Louis Eugène Félix Néel (22 November 1904 – 17 November 2000) was a French physicist born in Lyon. He studied at the Lycée du Parc in Lyon and was accepted at the École Normale Supérieure in Paris. He was corecipient (with the Swedish astrophysicist Hannes Alfvén) of the Nobel Prize for Physics in 1970 for his pioneering studies of the magnetic properties of solids. His contributions to solid state physics have found numerous useful applications, particularly in the development of improved computer memory units. About 1930 he suggested that a new form of magnetic behavior might exist; called antiferromagnetism, as opposed to ferromagnetism. Above a certain temperature (the Néel temperature) this behaviour stops. Néel pointed out (1947) that materials could also exist showing ferrimagnetism. Néel has also given an explanation of the weak magnetism of certain rocks, making possible the study of the history of Earth's magnetic field.

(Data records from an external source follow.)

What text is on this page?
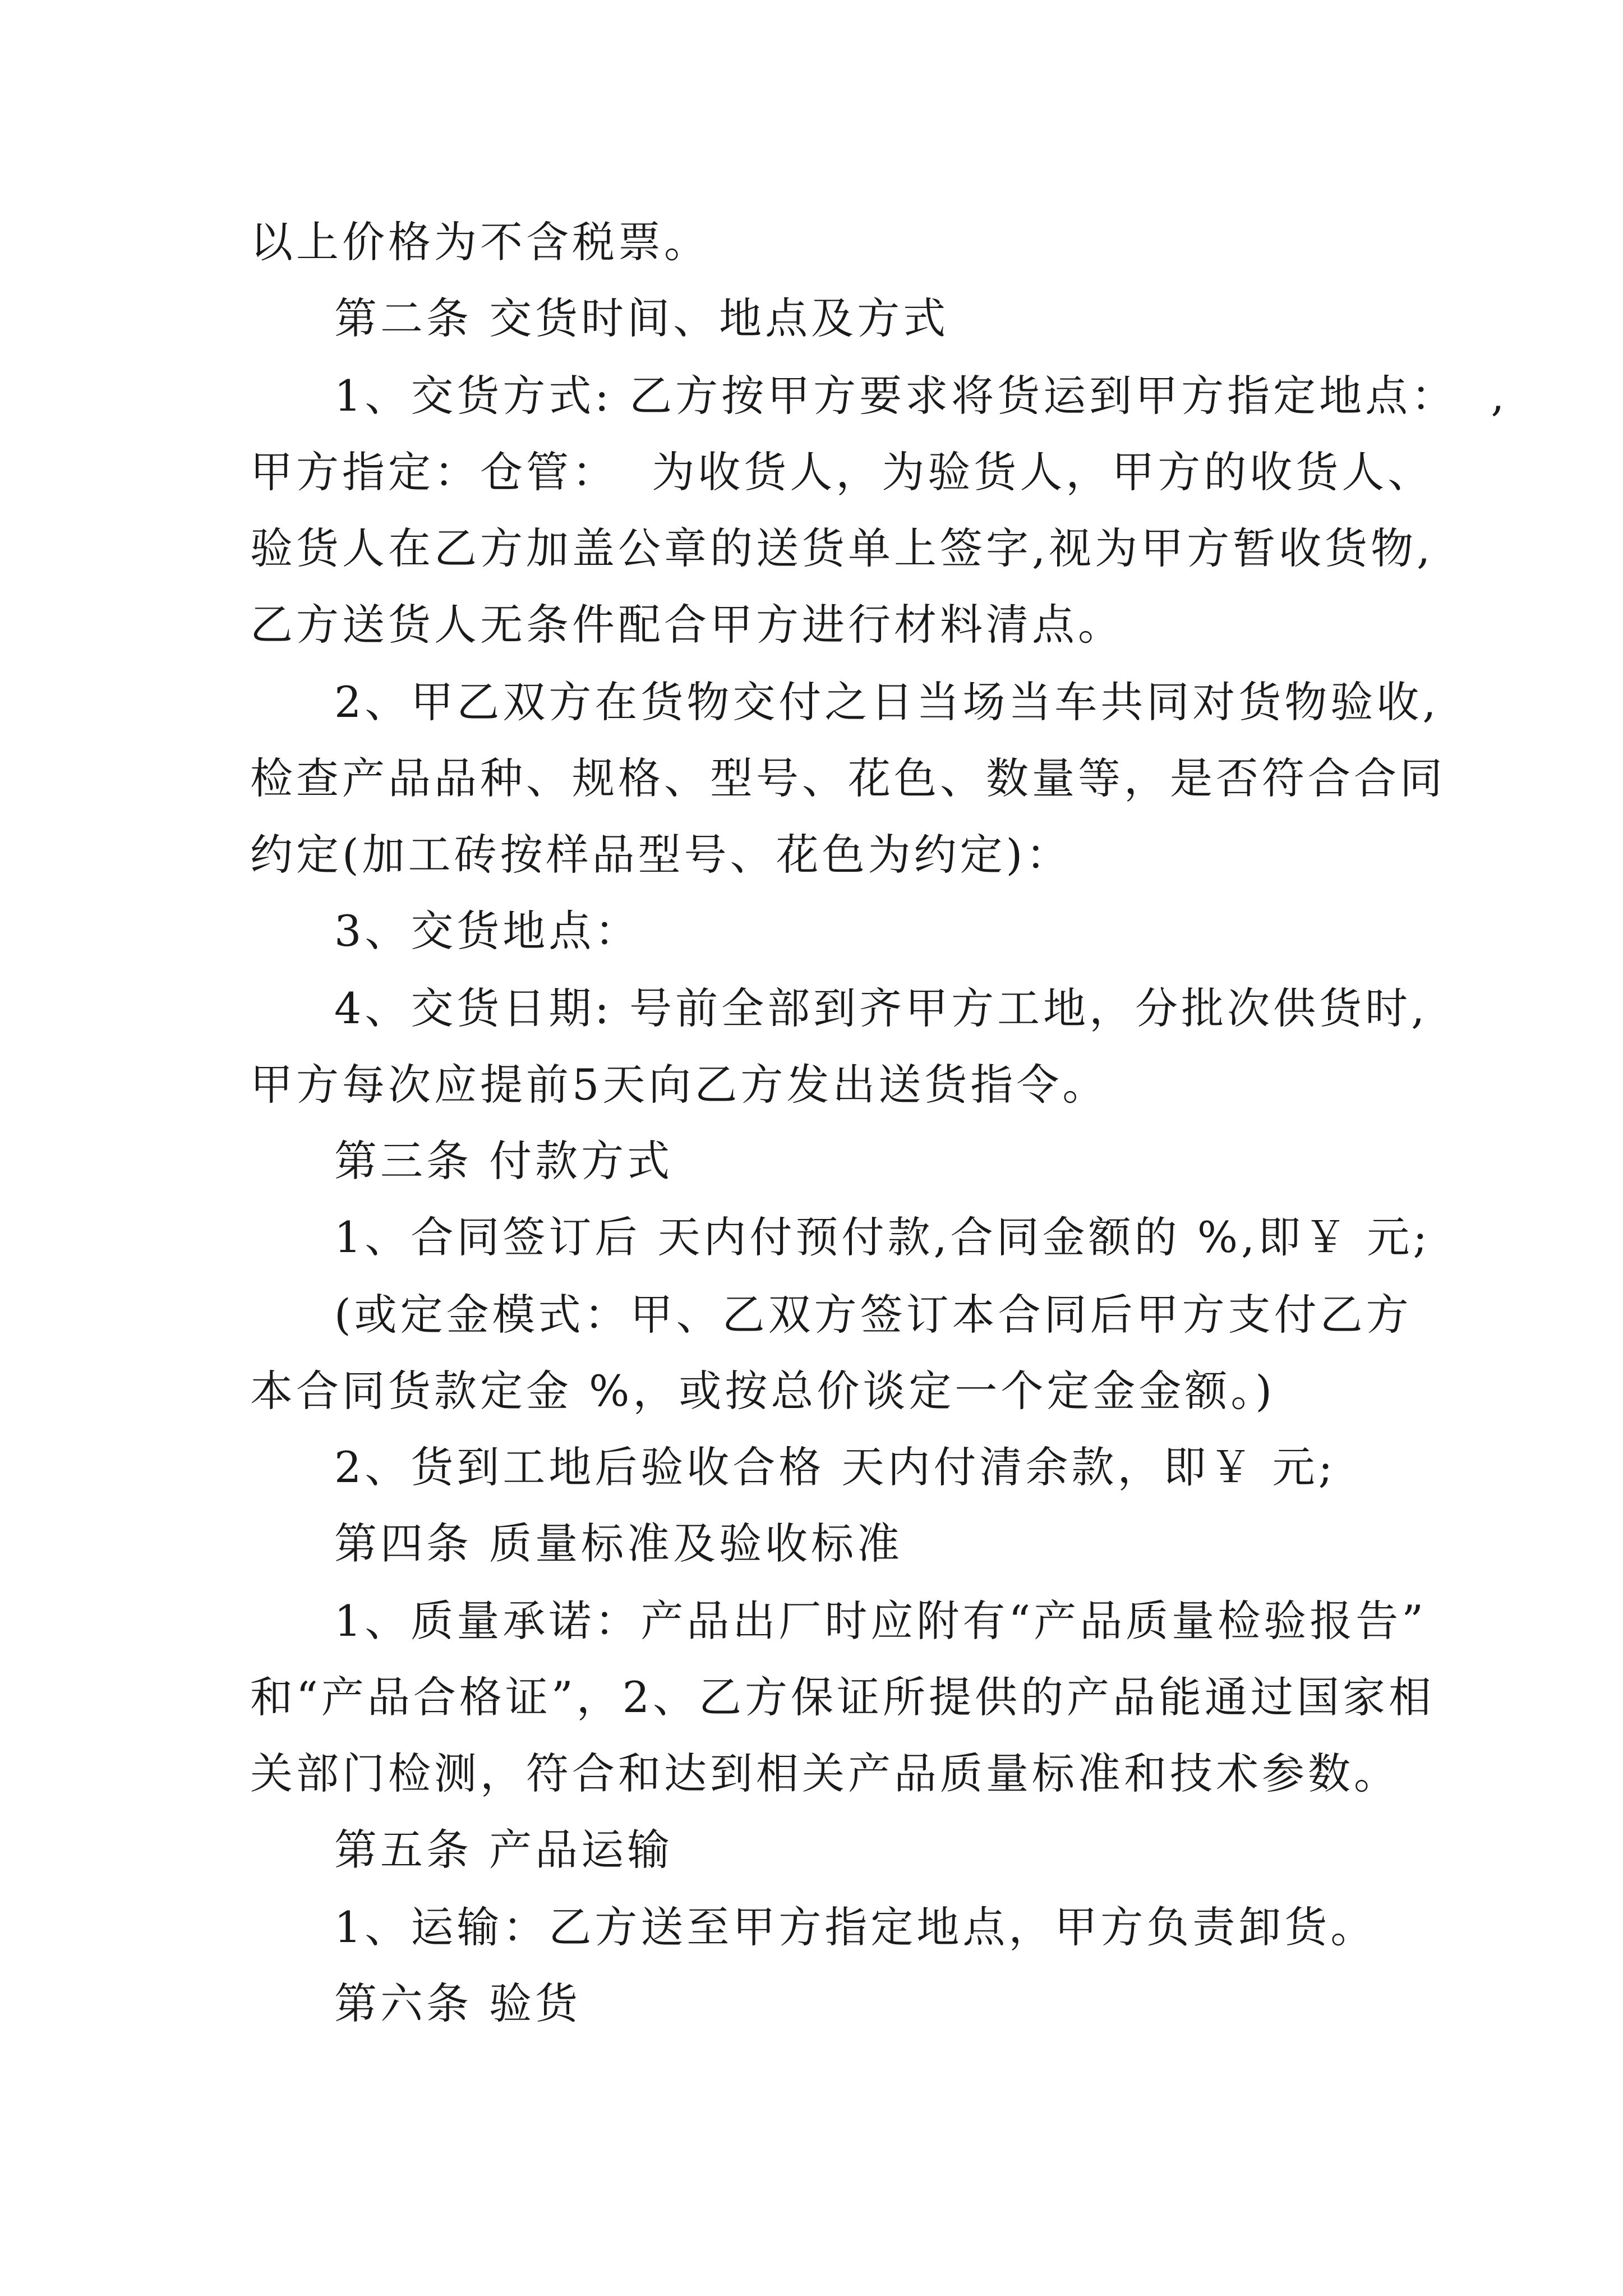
以上价格为不含税票。
第二条 交货时间、地点及方式
1、交货方式: 乙方按甲方要求将货运到甲方指定地点：  ,
甲方指定：仓管：  为收货人，为验货人，甲方的收货人、
验货人在乙方加盖公章的送货单上签字,视为甲方暂收货物,
乙方送货人无条件配合甲方进行材料清点。
2、甲乙双方在货物交付之日当场当车共同对货物验收,
检查产品品种、规格、型号、花色、数量等，是否符合合同
约定(加工砖按样品型号、花色为约定)：
3、交货地点：
4、交货日期: 号前全部到齐甲方工地，分批次供货时,
甲方每次应提前5天向乙方发出送货指令。
第三条 付款方式
1、合同签订后 天内付预付款,合同金额的 %,即￥ 元;
(或定金模式：甲、乙双方签订本合同后甲方支付乙方
本合同货款定金 %，或按总价谈定一个定金金额。)
2、货到工地后验收合格 天内付清余款，即￥ 元;
第四条 质量标准及验收标准
1、质量承诺：产品出厂时应附有“产品质量检验报告”
和“产品合格证”，2、乙方保证所提供的产品能通过国家相
关部门检测，符合和达到相关产品质量标准和技术参数。
第五条 产品运输
1、运输：乙方送至甲方指定地点，甲方负责卸货。
第六条 验货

Néel was born in Lyons on 22 November 1904. In 1931 he married Hélène Hourticq; they have three children, Marie Françoise, Attachée d'Administration at the Conseil d'Etat, Marguerite, married to Guély, Professeur agrégée d'histoire, and Pierre, who is a television producer. Louis Néel studied at the Ecole Normal Supérieure in Paris from 1924-1928, where he was appointed lecturer in 1928. In 1932 he obtained the degree of Doctor of Science at the University of Strasbourg, where he was appointed Professor at the Faculty of Science (1937-1945). He was Professor in Grenoble since 1945. In 1946 he became Director of the laboratory for electrostatics and metal physics (Centre National de la Recherche Scientifique). From 1954 until 1970 he was Director of the Institut Polytechnique de Grenoble and of the Ecole Française de Papeterie; in 1970 he was appointed President of the Institut National Polytechnique in Grenoble. He served as director of the Centre d'Etudes nucléaires de Grenoble from 1956 to 1970. From 1949 to 1969 he was a member of the Board of Directors of the C.N.R.S.; scientific adviser to the French Navy since 1952; French representative at the Scientific Committee of the North Atlantic Treaty Organization.